I look around. There are assorted men sitting in front of chessboards, waiting for opponents. The squirrels here are even rounder than the ones I saw in Central Park, and have been coming right up to me and nosing inquisitively at my fingers. A fight broke out amidst a swarm of teenagers twenty minutes earlier, but dissipated as quickly as it had started once a siren started blaring nearby.
“It’s all still really new to me, so I guess I just find it all interesting,” I say. “Pity we’ve caught the markets at the wrong time.”
She snorts. “It’s all just rich white people coming over from Astoria to pay too much money for things. You don’t want anything from here, trust me.”
We head out of the park, and walk around its edge. I tell her I’m from Australia, though I live in Germany now. She tells me her name is Scarlet, that she’s a model, and that she can’t understand why I’d be here when I could be literally anywhere else.

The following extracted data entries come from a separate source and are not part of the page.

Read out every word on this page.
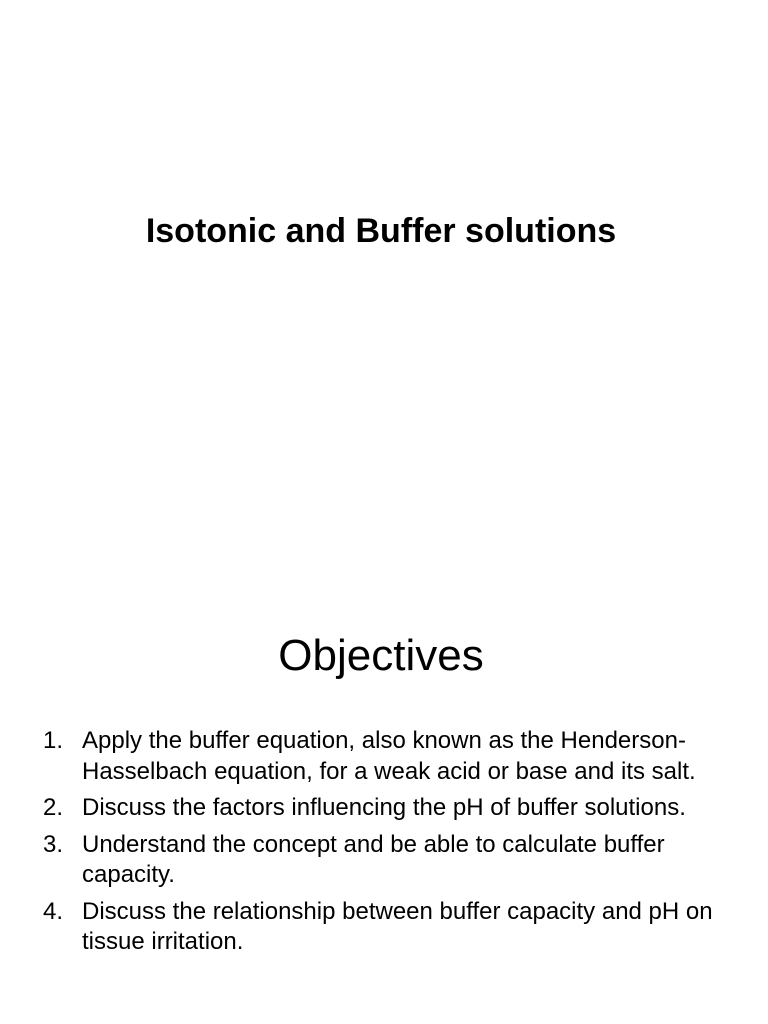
Isotonic and Buffer solutions
Objectives
1. Apply the buffer equation, also known as the Henderson-Hasselbach equation, for a weak acid or base and its salt.
2. Discuss the factors influencing the pH of buffer solutions.
3. Understand the concept and be able to calculate buffer capacity.
4. Discuss the relationship between buffer capacity and pH on tissue irritation.
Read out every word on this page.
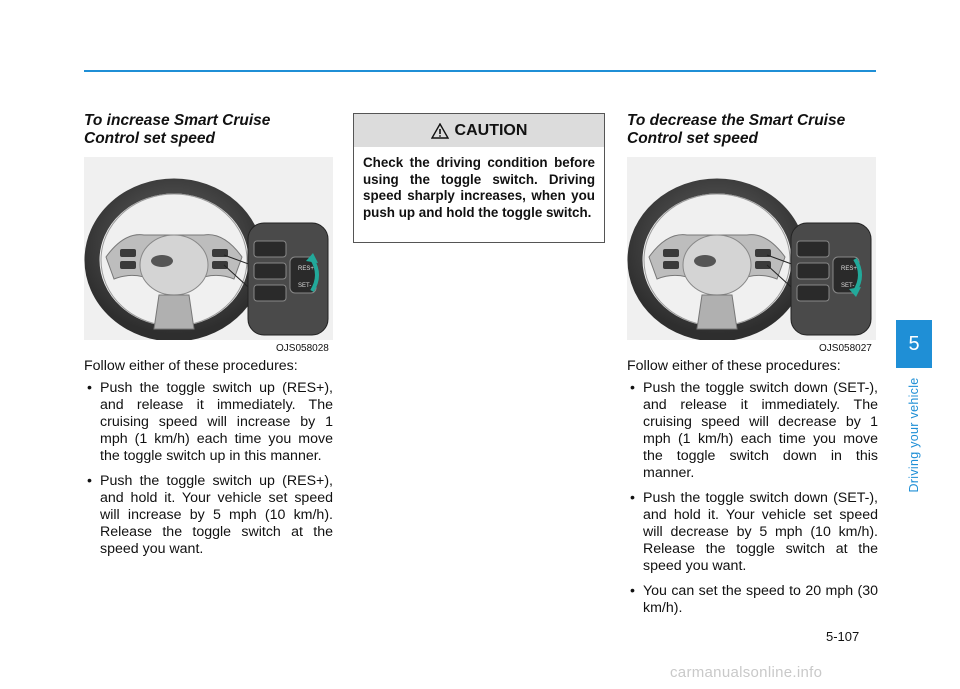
To increase Smart Cruise
Control set speed
RES+
SET-
OJS058028

Follow either of these procedures:

• Push the toggle switch up (RES+), and release it immediately. The cruising speed will increase by 1 mph (1 km/h) each time you move the toggle switch up in this manner.
• Push the toggle switch up (RES+), and hold it. Your vehicle set speed will increase by 5 mph (10 km/h). Release the toggle switch at the speed you want.
CAUTION
Check the driving condition before using the toggle switch. Driving speed sharply increases, when you push up and hold the toggle switch.
To decrease the Smart Cruise
Control set speed
RES+
SET-
OJS058027

Follow either of these procedures:

• Push the toggle switch down (SET-), and release it immediately. The cruising speed will decrease by 1 mph (1 km/h) each time you move the toggle switch down in this manner.
• Push the toggle switch down (SET-), and hold it. Your vehicle set speed will decrease by 5 mph (10 km/h). Release the toggle switch at the speed you want.
• You can set the speed to 20 mph (30 km/h).
5
Driving your vehicle
5-107
carmanualsonline.info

“Seriously! I mean, take me with you! This city’s so fuckin’ racist, and girl, you should be careful, it’s really dangerous. You need to be so safe. I mean don’t get a gun or anything, and you’re not allowed to have a taser, but you can get pepper spray. Two trans girls got attacked on the Upper East Side on the weekend. It’s bad.”
“God, that’s awful. I’m sorry.”
“I was born in Russia, you know, and I’m really thinking of going back,” Scarlet says thoughtfully. I’m surprised - her accent sounds American, and when I ask where she was born she stumbles over the city name, telling me it’s somewhere north of Ukraine. She says she hasn’t been back, she doesn’t know it. “But it’s got to be better than here.”
My mouth twists in consternation. The idea that a trans girl living in New York City is dreaming of a kinder life in small-town Russia really gets to me. The inversion of the queer immigrant dream I’m familiar with, the idea of the place we were born representing something we resist having to return to, something we’ve decidedly left behind. But I also know the feeling of yearning for somewhere that feels small and quiet and stable. Somewhere that could be home. But oh, god, oh god, you know? Doesn’t she know?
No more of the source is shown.